Exhibit C: Sia’s "Titanium" (click here to listen) on David Guetta’s album, Nothing But The Beat. Sia’s music has always been quirky pop, but I actually prefer the shiny spin that Guetta provides her soulful voice and lyrics. With a chorus in which she sings, “I'm bulletproof, nothing to lose/Fire away, fire away/Brick of shame, take your rain/Fire away, fire away/You shoot me down but I won't fall/I am titanium,” an electronic kick only enhances the ferocity of this power girl’s delivery.

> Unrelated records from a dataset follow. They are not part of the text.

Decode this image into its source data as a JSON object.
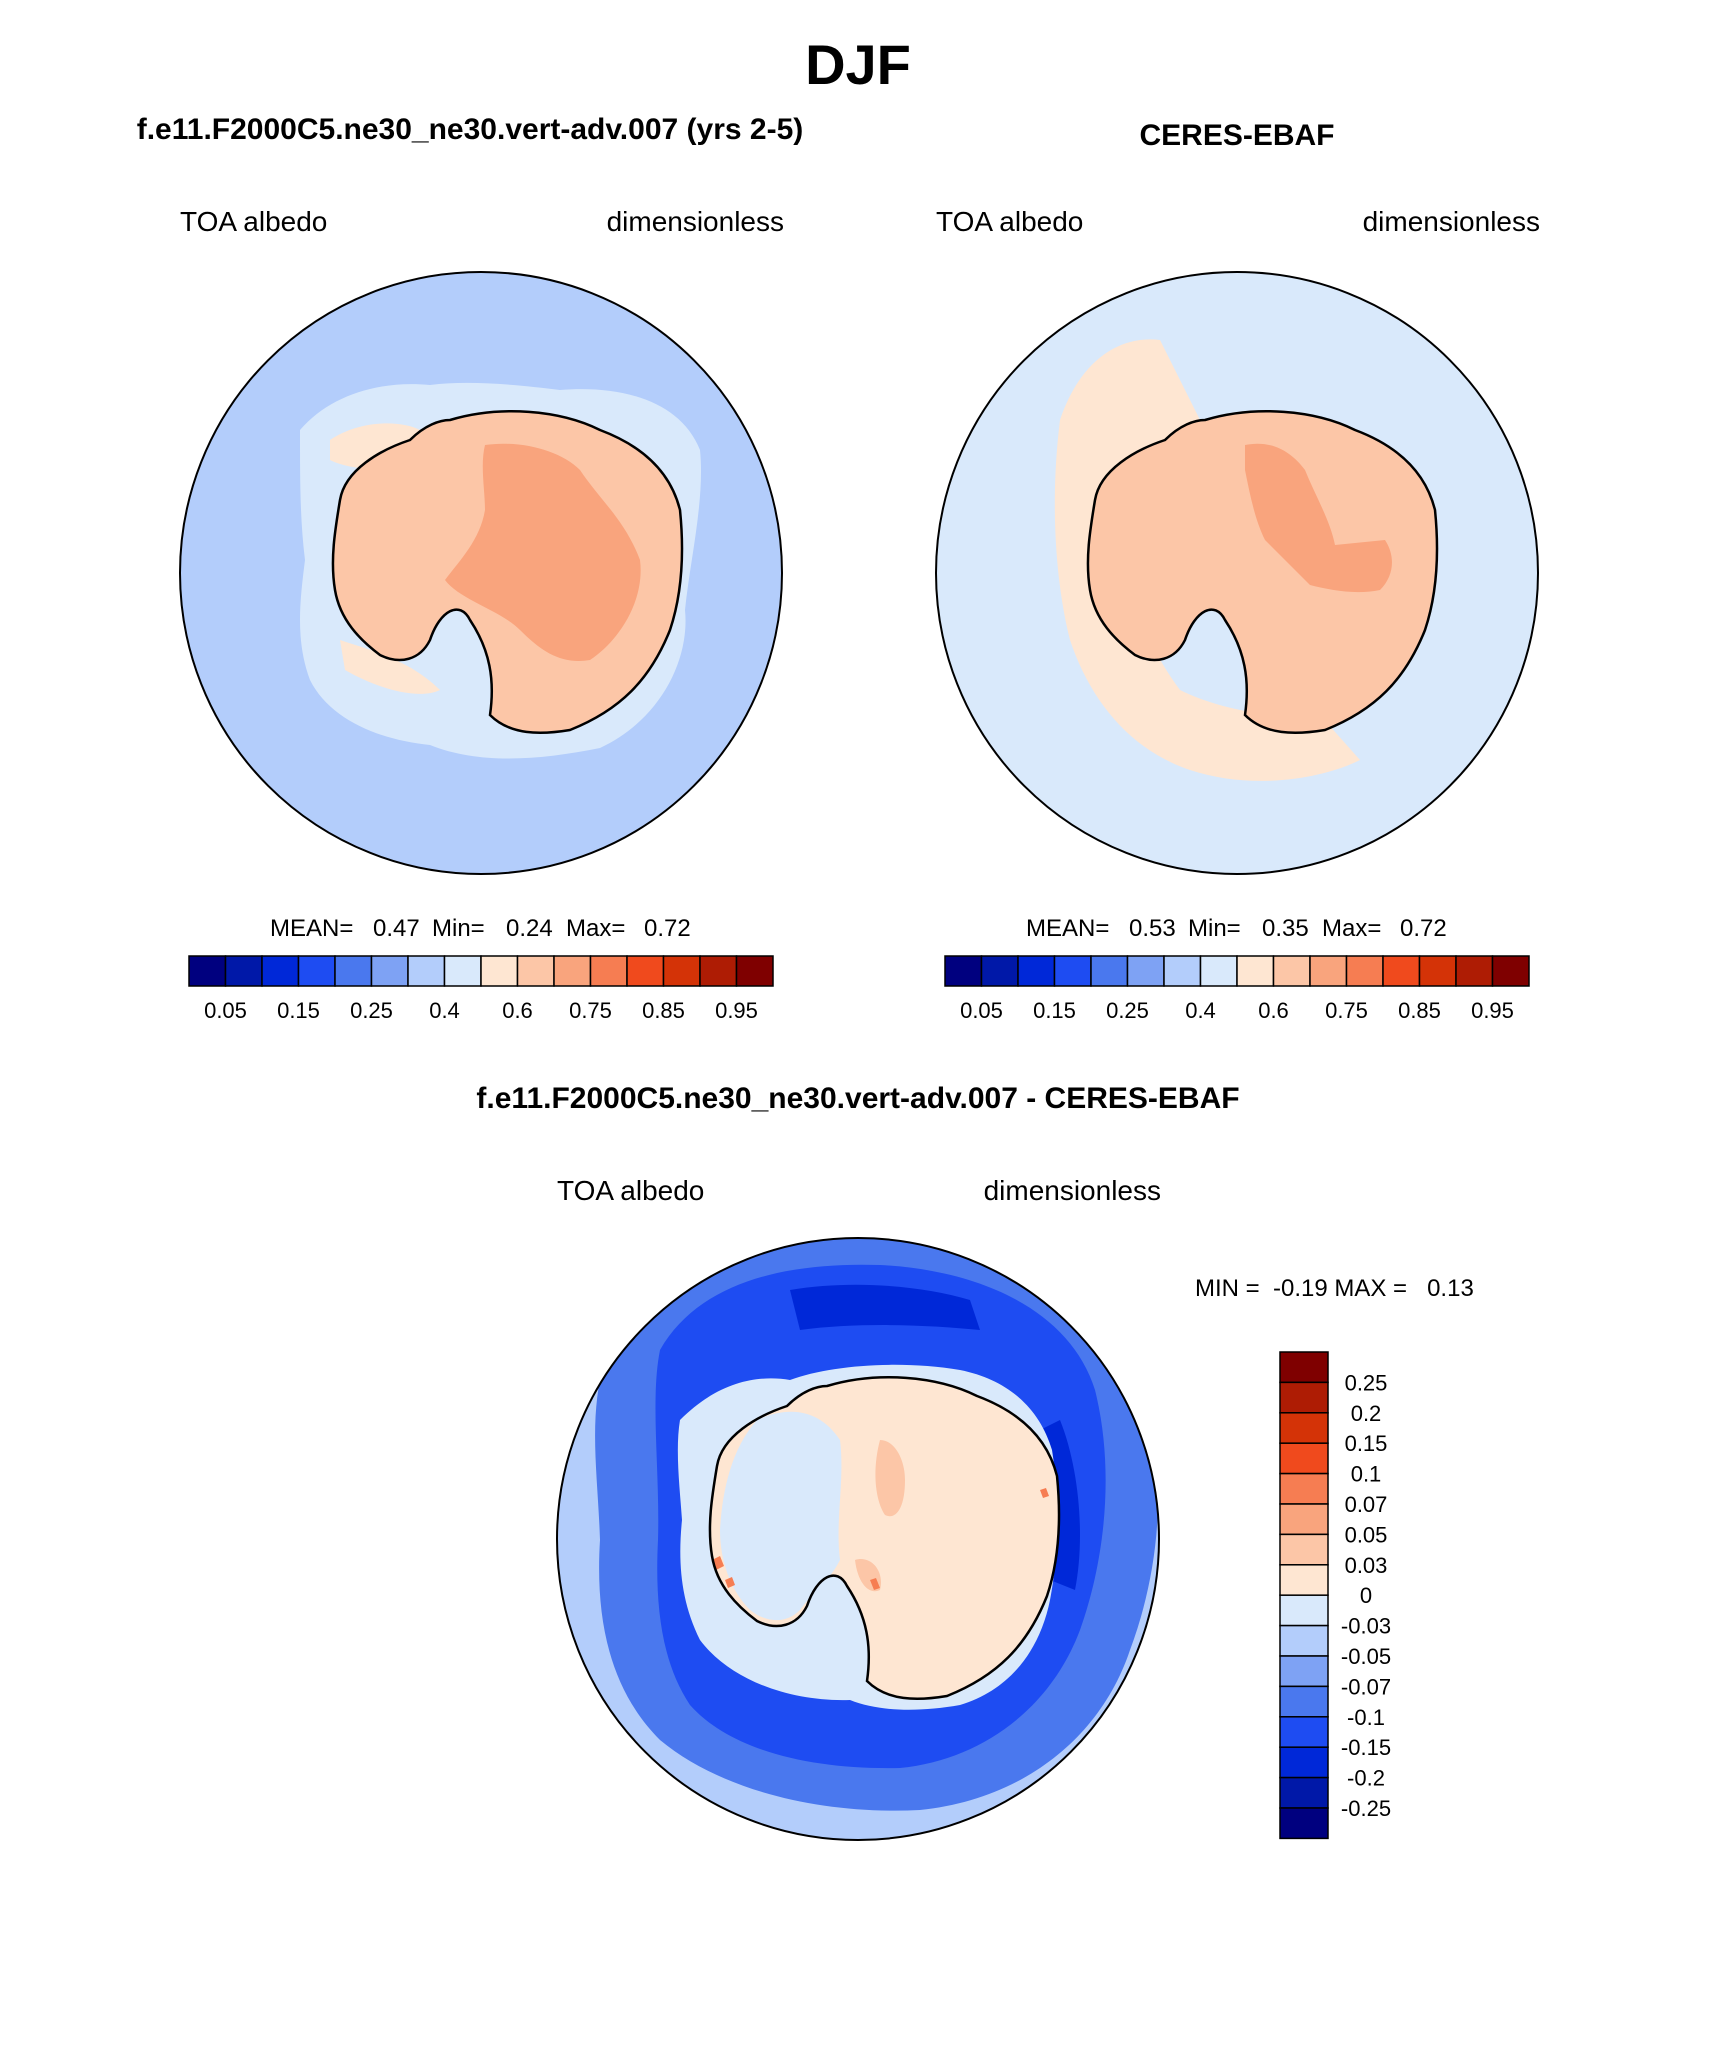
{
  "figure": {
    "title": "DJF",
    "left": {
      "title": "f.e11.F2000C5.ne30_ne30.vert-adv.007 (yrs 2-5)",
      "variable": "TOA albedo",
      "units": "dimensionless",
      "stats": {
        "mean_label": "MEAN=",
        "mean": "0.47",
        "min_label": "Min=",
        "min": "0.24",
        "max_label": "Max=",
        "max": "0.72"
      }
    },
    "right": {
      "title": "CERES-EBAF",
      "variable": "TOA albedo",
      "units": "dimensionless",
      "stats": {
        "mean_label": "MEAN=",
        "mean": "0.53",
        "min_label": "Min=",
        "min": "0.35",
        "max_label": "Max=",
        "max": "0.72"
      }
    },
    "diff": {
      "title": "f.e11.F2000C5.ne30_ne30.vert-adv.007 - CERES-EBAF",
      "variable": "TOA albedo",
      "units": "dimensionless",
      "minmax": "MIN =  -0.19 MAX =   0.13"
    }
  },
  "colorbar_abs": {
    "colors": [
      "#00007f",
      "#0018a8",
      "#0028d8",
      "#1e4cf2",
      "#4a78ee",
      "#7ea2f4",
      "#b3cdfb",
      "#d9e9fb",
      "#fee6d2",
      "#fcc6a7",
      "#f9a47d",
      "#f67d52",
      "#f04a1d",
      "#d43307",
      "#ae1c04",
      "#7f0000"
    ],
    "labels": [
      "0.05",
      "0.15",
      "0.25",
      "0.4",
      "0.6",
      "0.75",
      "0.85",
      "0.95"
    ]
  },
  "colorbar_diff": {
    "colors": [
      "#00007f",
      "#0018a8",
      "#0028d8",
      "#1e4cf2",
      "#4a78ee",
      "#7ea2f4",
      "#b3cdfb",
      "#d9e9fb",
      "#fee6d2",
      "#fcc6a7",
      "#f9a47d",
      "#f67d52",
      "#f04a1d",
      "#d43307",
      "#ae1c04",
      "#7f0000"
    ],
    "labels": [
      "0.25",
      "0.2",
      "0.15",
      "0.1",
      "0.07",
      "0.05",
      "0.03",
      "0",
      "-0.03",
      "-0.05",
      "-0.07",
      "-0.1",
      "-0.15",
      "-0.2",
      "-0.25"
    ]
  },
  "map_colors": {
    "left_ocean": "#b3cdfb",
    "left_ice": "#d9e9fb",
    "left_land": "#fcc6a7",
    "left_land_high": "#f9a47d",
    "left_band": "#fee6d2",
    "right_ocean": "#d9e9fb",
    "right_band": "#fee6d2",
    "right_land": "#fcc6a7",
    "right_land_high": "#f9a47d",
    "diff_ocean_outer": "#b3cdfb",
    "diff_ocean_mid": "#4a78ee",
    "diff_ocean_deep": "#1e4cf2",
    "diff_ocean_dark": "#0028d8",
    "diff_coast": "#d9e9fb",
    "diff_land": "#fee6d2",
    "diff_land_pos": "#fcc6a7",
    "diff_hot": "#f67d52"
  }
}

Exhibit D is Kelis. She’s not necessarily indie, but she’s never been as well known as the leading ladies in R&B/Pop, including Beyoncé and Rihanna, except for 2003’s omnipresent "Milkshake" (For some reason my milkshake isn’t bringing all the boys to the yard. Girlfriend needs to send me her recipe. Kelis?). Her 2010 album, Flesh Tone, saw Kelis abandon the hip-hop beats of her past for a brand new direction that was totally gay and totally yay. On the single "Brave" (click here to listen), she starts out revealing the mistakes of her past, singing “I'm not ashamed of winning/But it wasn't that way in the beginning/It was this way/It was kiss me/Come kick me and diss me/I had to give it up.” She then states how having a child saved her, “All of this pain you had given /It's just a reminder of livin/It was crazy, had a baby/He's amazin, he saved me.” This chick’s no sell-out. The synths cloak her emotion and allow her to deliver a sort of truth that I can’t imagine being captured in any other style but dance.

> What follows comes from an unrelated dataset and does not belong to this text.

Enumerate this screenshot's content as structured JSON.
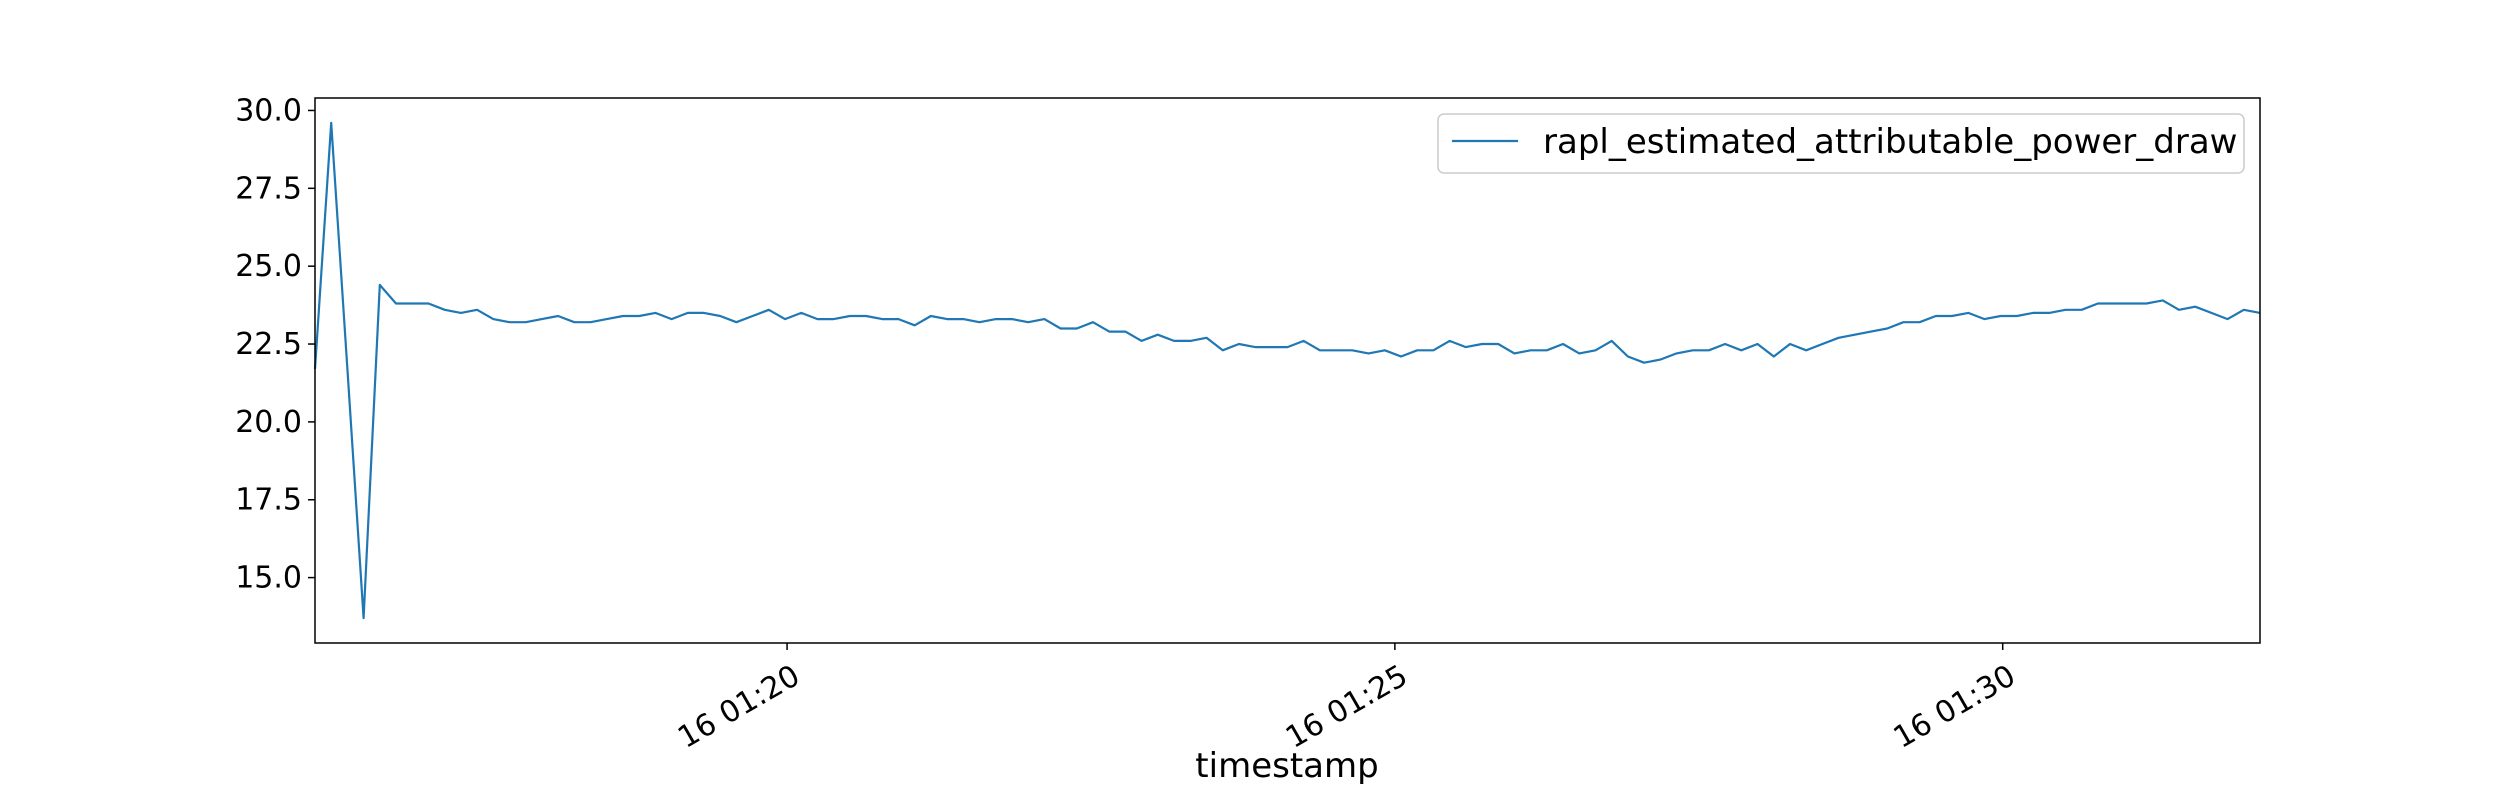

Exhibit E. Robyn. Of all the indie chicks now doing dance music, Robyn is the most prominent. Ironically, the dance direction she took after her teen pop ‘90s years actually made her more popular among indie music lovers. She serves as an excellent example of the beauty and purity that dance production can provide to some raw, emotional lyrics. One of my favorite tracks is "Cry When You Get Older" (click here to listen) on Body Talk Pt. 1. “Hey girl in the strobing light/what ya momma never told ya/is love hurts when you do it right/you can cry when you get older/Young boy by the traffic light/what ya daddy never told ya/is love hurts when you do it right/you can cry when you get older…I start out with good intentions, but mess it up like all the time/I try to keep up with appearance, but always end up way out of line/I need some kinda miracle, cause I've lost all my faith in science/so I put my faith in me.” This song appeals to those who have felt like outsiders (so basically, that’s everyone). Many of us have been the boy in the traffic light or that girl in the strobing light, and that’s what I love about this song and all of the songs that I’ve mentioned in this post. A bunch of people view electronic pop music as a betrayal of all that’s real and true, but I see it as the opposite. It gives us a chance to dance through our pain, to exorcise ourselves of our insecurities. These girls’ lyrics allow us to do it with songs that reflect our own feelings (as opposed to listening to another song about taking shots, which has its place but gets a bit monotonous after a while. I don’t need anyone telling me how to take a shot. I’m a big boy and am well versed in the practice). During these moments on the dance floor, we connect with our wounded inner selves in a spiritual way, and it’s all thanks to the indie gals who’ve bypassed the coffee shop on their way to the gay club.